Dr. Serita Beamon was chosen as the next superintendent of schools.

photo by Seminole County Public Schools

Dr. Serita Beamon was chosen as the next superintendent of schools.

One flip vote could change everything. 

And it did, at a quickly scheduled meeting on March 1, when the Seminole County Public School Board named former SCPS school board attorney Serita Beamon as the new superintendent of schools. 

Before the commotion ensued, Chad Farnsworth was originally hired over Beamon in a meeting on Feb. 9 in a 3-2 vote.
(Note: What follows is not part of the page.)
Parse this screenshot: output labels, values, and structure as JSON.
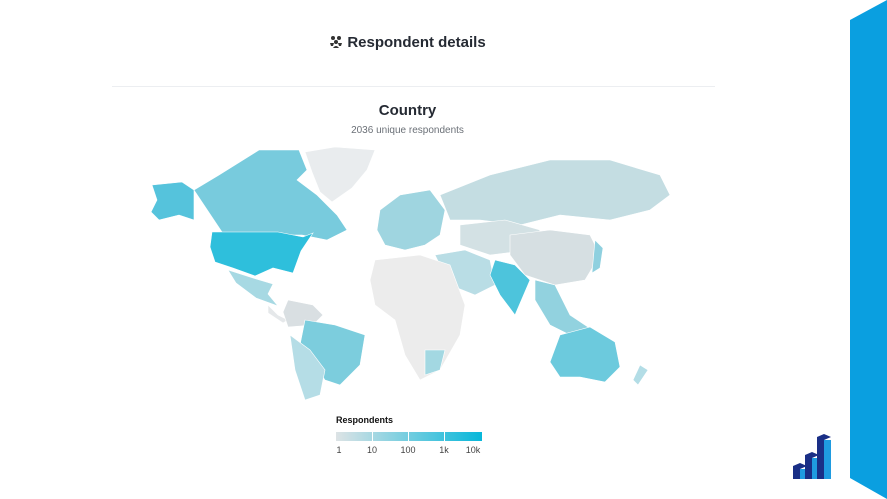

In the Feb. 23 meeting, numerous community members and SCPS employees expressed their concerns with Farnsworth being chosen over Beamon, who has over 16 years experience in the district compared to Farnsworth who had only worked in smaller counties prior.  
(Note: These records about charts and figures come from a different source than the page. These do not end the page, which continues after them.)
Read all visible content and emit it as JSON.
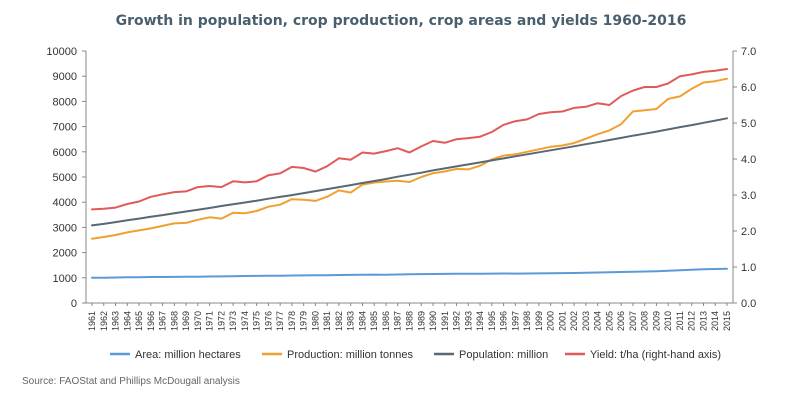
{
  "chart_data": {
    "type": "line",
    "title": "Growth in population, crop production, crop areas and yields 1960-2016",
    "source": "Source: FAOStat and Phillips McDougall analysis",
    "x": [
      1961,
      1962,
      1963,
      1964,
      1965,
      1966,
      1967,
      1968,
      1969,
      1970,
      1971,
      1972,
      1973,
      1974,
      1975,
      1976,
      1977,
      1978,
      1979,
      1980,
      1981,
      1982,
      1983,
      1984,
      1985,
      1986,
      1987,
      1988,
      1989,
      1990,
      1991,
      1992,
      1993,
      1994,
      1995,
      1996,
      1997,
      1998,
      1999,
      2000,
      2001,
      2002,
      2003,
      2004,
      2005,
      2006,
      2007,
      2008,
      2009,
      2010,
      2011,
      2012,
      2013,
      2014,
      2015
    ],
    "x_tick_labels": [
      "1961",
      "1962",
      "1963",
      "1964",
      "1965",
      "1966",
      "1967",
      "1968",
      "1969",
      "1970",
      "1971",
      "1972",
      "1973",
      "1974",
      "1975",
      "1976",
      "1977",
      "1978",
      "1979",
      "1980",
      "1981",
      "1982",
      "1983",
      "1984",
      "1985",
      "1986",
      "1987",
      "1988",
      "1989",
      "1990",
      "1991",
      "1992",
      "1993",
      "1994",
      "1995",
      "1996",
      "1997",
      "1998",
      "1999",
      "2000",
      "2001",
      "2002",
      "2003",
      "2004",
      "2005",
      "2006",
      "2007",
      "2008",
      "2009",
      "2010",
      "2011",
      "2012",
      "2013",
      "2014",
      "2015"
    ],
    "y_left": {
      "ylim": [
        0,
        10000
      ],
      "ticks": [
        "0",
        "1000",
        "2000",
        "3000",
        "4000",
        "5000",
        "6000",
        "7000",
        "8000",
        "9000",
        "10000"
      ]
    },
    "y_right": {
      "ylim": [
        0,
        7
      ],
      "ticks": [
        "0.0",
        "1.0",
        "2.0",
        "3.0",
        "4.0",
        "5.0",
        "6.0",
        "7.0"
      ]
    },
    "grid": false,
    "legend_position": "bottom",
    "series": [
      {
        "name": "Area: million hectares",
        "axis": "left",
        "color": "#5b9bd5",
        "values": [
          1000,
          1005,
          1010,
          1020,
          1025,
          1030,
          1030,
          1035,
          1040,
          1045,
          1050,
          1055,
          1065,
          1070,
          1075,
          1080,
          1085,
          1090,
          1095,
          1100,
          1105,
          1110,
          1115,
          1120,
          1125,
          1120,
          1130,
          1140,
          1145,
          1150,
          1155,
          1160,
          1160,
          1160,
          1165,
          1170,
          1165,
          1170,
          1175,
          1180,
          1185,
          1190,
          1200,
          1210,
          1220,
          1230,
          1240,
          1250,
          1260,
          1280,
          1300,
          1320,
          1340,
          1350,
          1360
        ]
      },
      {
        "name": "Production: million tonnes",
        "axis": "left",
        "color": "#f0a030",
        "values": [
          2550,
          2620,
          2700,
          2800,
          2880,
          2960,
          3060,
          3160,
          3180,
          3300,
          3400,
          3350,
          3580,
          3560,
          3650,
          3820,
          3900,
          4120,
          4100,
          4050,
          4220,
          4470,
          4380,
          4700,
          4780,
          4820,
          4850,
          4800,
          5000,
          5150,
          5220,
          5320,
          5300,
          5450,
          5700,
          5850,
          5900,
          6000,
          6100,
          6200,
          6250,
          6350,
          6520,
          6700,
          6850,
          7100,
          7600,
          7650,
          7700,
          8100,
          8200,
          8500,
          8750,
          8800,
          8900
        ]
      },
      {
        "name": "Population: million",
        "axis": "left",
        "color": "#5a6874",
        "values": [
          3080,
          3140,
          3210,
          3280,
          3350,
          3420,
          3490,
          3560,
          3630,
          3700,
          3770,
          3850,
          3920,
          3990,
          4060,
          4140,
          4210,
          4280,
          4360,
          4440,
          4520,
          4600,
          4680,
          4760,
          4840,
          4920,
          5010,
          5090,
          5170,
          5260,
          5340,
          5420,
          5500,
          5580,
          5660,
          5740,
          5820,
          5900,
          5980,
          6060,
          6140,
          6220,
          6300,
          6380,
          6470,
          6550,
          6640,
          6720,
          6800,
          6890,
          6980,
          7060,
          7150,
          7240,
          7330
        ]
      },
      {
        "name": "Yield: t/ha (right-hand axis)",
        "axis": "right",
        "color": "#e05a58",
        "values": [
          2.6,
          2.62,
          2.65,
          2.75,
          2.82,
          2.95,
          3.02,
          3.08,
          3.1,
          3.22,
          3.25,
          3.22,
          3.38,
          3.35,
          3.38,
          3.55,
          3.6,
          3.78,
          3.75,
          3.65,
          3.8,
          4.02,
          3.98,
          4.18,
          4.15,
          4.22,
          4.3,
          4.18,
          4.35,
          4.5,
          4.45,
          4.55,
          4.58,
          4.62,
          4.75,
          4.95,
          5.05,
          5.1,
          5.25,
          5.3,
          5.32,
          5.42,
          5.45,
          5.55,
          5.5,
          5.75,
          5.9,
          6.0,
          6.0,
          6.1,
          6.3,
          6.35,
          6.42,
          6.45,
          6.5
        ]
      }
    ]
  }
}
“Ms. Beamon is an educator, relationship builder, member of our family and a leader,” former deputy superintendent Dr. Cote said at the Feb. 23 meeting. “She learns deeply and quickly, and accurately assesses what needs to be done to sustain our culture.”

After reviewing public comments, school board member Dr. Tina Calderone made a motion to rescind the vote previously naming Farnsworth as the next superintendent. The motion passed and a meeting for March 1 was scheduled to re-discuss the decision. 
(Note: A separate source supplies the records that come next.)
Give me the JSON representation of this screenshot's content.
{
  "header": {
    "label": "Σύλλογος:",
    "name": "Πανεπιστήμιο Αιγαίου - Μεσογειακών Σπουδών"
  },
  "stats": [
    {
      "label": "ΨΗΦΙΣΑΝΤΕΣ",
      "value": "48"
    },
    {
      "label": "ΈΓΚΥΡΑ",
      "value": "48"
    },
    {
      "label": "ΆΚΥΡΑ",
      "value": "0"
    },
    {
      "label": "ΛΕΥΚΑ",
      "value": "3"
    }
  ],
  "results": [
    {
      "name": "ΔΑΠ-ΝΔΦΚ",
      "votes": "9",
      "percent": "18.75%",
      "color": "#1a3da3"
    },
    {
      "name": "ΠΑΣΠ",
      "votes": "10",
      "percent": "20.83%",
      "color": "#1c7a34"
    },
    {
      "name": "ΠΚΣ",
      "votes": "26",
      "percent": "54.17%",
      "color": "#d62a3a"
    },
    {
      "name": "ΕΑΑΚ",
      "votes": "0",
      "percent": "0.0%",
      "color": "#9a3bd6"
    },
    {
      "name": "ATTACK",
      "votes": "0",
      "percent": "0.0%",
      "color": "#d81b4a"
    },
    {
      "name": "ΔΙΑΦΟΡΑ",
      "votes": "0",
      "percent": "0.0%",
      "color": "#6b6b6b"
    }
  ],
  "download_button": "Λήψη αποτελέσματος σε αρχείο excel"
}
“I’m concerned our 3-2 vote lacked context, our votes were perhaps cast without the kind of back-and-forth that leads to sound decisions,” Calderone said during the meeting, which was aired on YouTube

With over four and a half hours of public comments and board dialogue at the next meeting, there was plenty of discourse for Calderone and the board to take into consideration. It was during this discussion where board members freely spoke on which candidate they felt was best for the job. This includes board member Amy Pennock who opened up about her concerns of Beamon’s lack of educational experience.

“How can we continue to ask our teachers to do more and more and more, when the leader of our organization has never walked in our shoes?” Pennock said. 

Farnsworth was originally favored due to his experience as both a teacher and administrator in schools, in addition to the fact that he had previously been a superintendent. Beamon has experience in neither.  

With the selection process in the spotlight, some questioned how the board chose their candidates. Surrounding counties hire professional outside agencies to aid in the hiring process of superintendents, including Polk County who recently hired the Florida School Board Association to assist them in finding the right person for the job. Seminole County’s drama caused many to wonder why they did not do the same.

“It is concerning to me, because I didn’t understand the whole process,” school board member Kristine Kraus said. 

The board never did come to a full agreement, leading to yet another 3-2 vote, however this time in favor of Beamon. Although the decision is not final, as Beamon’s contract is still under negotiation, it is likely she will begin her duties as superintendent sometime this April.